One of the recordings was of a story that attendees at the conference know all too well: the pivotal moment of deciding to pursue a career in the theatre. StoryCorps’s recording is of Ricardo Pitts-Wiley sharing his life-changing moment with his son, Jonathan. Pitts-Wiley explains how he had a hard time fitting into his high school as one of very few black students. But when a teacher put him in the cast of Romeo and Juliet, he began to find his place.
“Opening night I came out onstage with fake beard, big floppy mushroom hat made of upholstery fabric that the director’s wife had made—everybody burst into laughter. What could have been a crushing moment in my life really was just something different.” Indeed, this was the moment Jonathan Pitts-Wiley discovered what he wanted to do with the rest of his life; he went on to be a playwright and director, and is now the artistic director of Mixed Magic Theater, a theatre he runs with his father, Ricardo, in Pawtucket, R.I.

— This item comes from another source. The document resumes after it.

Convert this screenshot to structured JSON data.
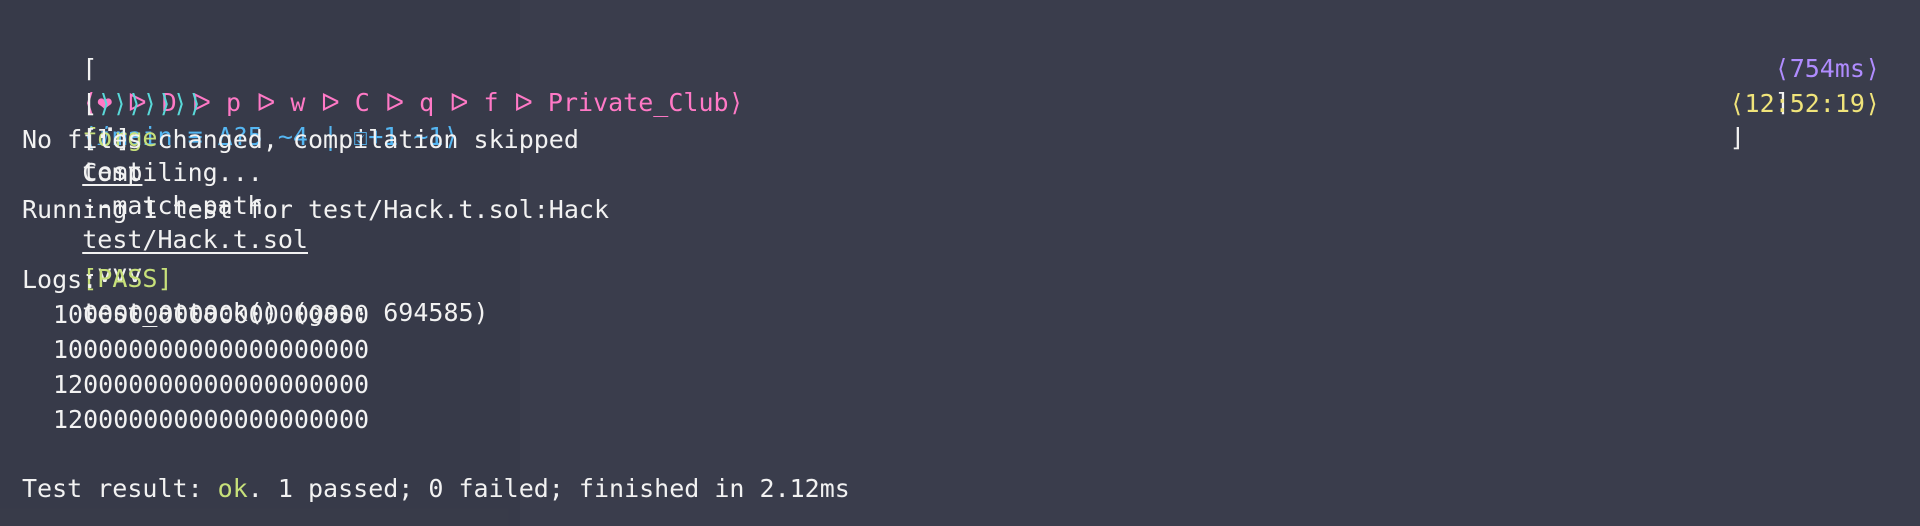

“StoryCorps is so much about generosity. It’s the opposite of reality TV,” Isay said at one point. But StoryCorps recordings have one thing in common with reality TV: They are addictive for audiences. A question-and-answer section had been planned for the plenary, but was quickly dismissed by the audience, who pleaded for more of the stories to be played. Isay obliged.
The plenary concluded and attendees left the Ohio Theatre with a newfound appreciation for what they do—and perhaps a few stories brewing in their head for a new play or theatre project.